Of course, our family is not without its share of angst.

Whose is?

But I’m not part of the angst in this case, merely an outside observer, but today that distance, that detachment put me in the position of offering comfort and advice from someone from whom I’ve often sought solace for myself.

It’s odd, this role-reversal that happens as we get older. I sat down intending to write about all the strong women – both in my family, and in the greater world – that I’m privileged to know, and instead I find myself marveling about my own inner strength, and musing about paths untaken that I’m still considering.

I love that I find new things about myself and about the world every day.

And I love that lost and found don’t have to be opposites, because both conditions share a similarity: they represent change.

October

Welcome to October…our weather is still cresting in the low nineties and we haven’t had real rain in over a week, but cool temperatures are approaching (cool for here) and it’s a new month, and I’m all inspired.

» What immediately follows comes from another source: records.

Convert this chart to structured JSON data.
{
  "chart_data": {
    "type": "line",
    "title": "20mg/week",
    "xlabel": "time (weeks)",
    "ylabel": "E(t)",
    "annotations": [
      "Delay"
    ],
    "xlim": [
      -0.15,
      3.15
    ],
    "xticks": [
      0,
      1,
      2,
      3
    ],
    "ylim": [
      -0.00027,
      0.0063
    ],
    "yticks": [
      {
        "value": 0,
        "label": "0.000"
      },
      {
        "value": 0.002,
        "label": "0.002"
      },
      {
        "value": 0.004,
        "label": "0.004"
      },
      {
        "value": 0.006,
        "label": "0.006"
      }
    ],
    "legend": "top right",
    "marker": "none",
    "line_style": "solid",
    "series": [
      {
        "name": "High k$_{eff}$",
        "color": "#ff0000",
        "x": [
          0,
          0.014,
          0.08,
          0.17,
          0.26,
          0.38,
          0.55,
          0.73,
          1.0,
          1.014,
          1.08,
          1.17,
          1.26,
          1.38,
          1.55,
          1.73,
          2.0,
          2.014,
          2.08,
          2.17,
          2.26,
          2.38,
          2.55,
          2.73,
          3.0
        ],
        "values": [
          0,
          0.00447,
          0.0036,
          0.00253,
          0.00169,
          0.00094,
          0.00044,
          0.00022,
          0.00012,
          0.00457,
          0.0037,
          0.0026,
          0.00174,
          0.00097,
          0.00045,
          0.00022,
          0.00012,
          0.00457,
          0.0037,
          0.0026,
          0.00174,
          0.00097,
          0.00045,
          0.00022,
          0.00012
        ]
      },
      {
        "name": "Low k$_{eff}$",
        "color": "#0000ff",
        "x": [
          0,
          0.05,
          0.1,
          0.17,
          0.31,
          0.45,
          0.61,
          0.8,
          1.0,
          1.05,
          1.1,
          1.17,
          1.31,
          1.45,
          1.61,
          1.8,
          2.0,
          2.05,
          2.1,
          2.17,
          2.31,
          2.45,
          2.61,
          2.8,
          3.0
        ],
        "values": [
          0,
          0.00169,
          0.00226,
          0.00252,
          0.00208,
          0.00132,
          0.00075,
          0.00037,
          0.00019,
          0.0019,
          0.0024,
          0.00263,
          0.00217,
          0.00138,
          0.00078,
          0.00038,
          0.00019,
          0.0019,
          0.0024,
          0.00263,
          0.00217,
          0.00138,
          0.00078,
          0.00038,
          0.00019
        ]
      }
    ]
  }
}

I spent the day with Season 4 West Wing on DVD playing while I wrote and did research. I prefer season one, but I finally have season 7 en route and thought I should watch 4-6 in preparation. I do like the debate camp episodes.

Yesterday, I moved all the games out of the cube in the kitchen so I could use the cube to store the bread machine and crock pot, so I could use their former home to store the baking tins that don’t fit in the drawer under the oven.

I’m trying to decide if I want to take a bubble bath now, or later.

And, because I forgot to mention it, I’ve now had both my 1500th and 2000th comments, and both those people will be getting thank-you trinkets. A formal announcement will happen later this week.

This is my random, unthemed entry because I’m trying to post daily, and it’s almost midnight.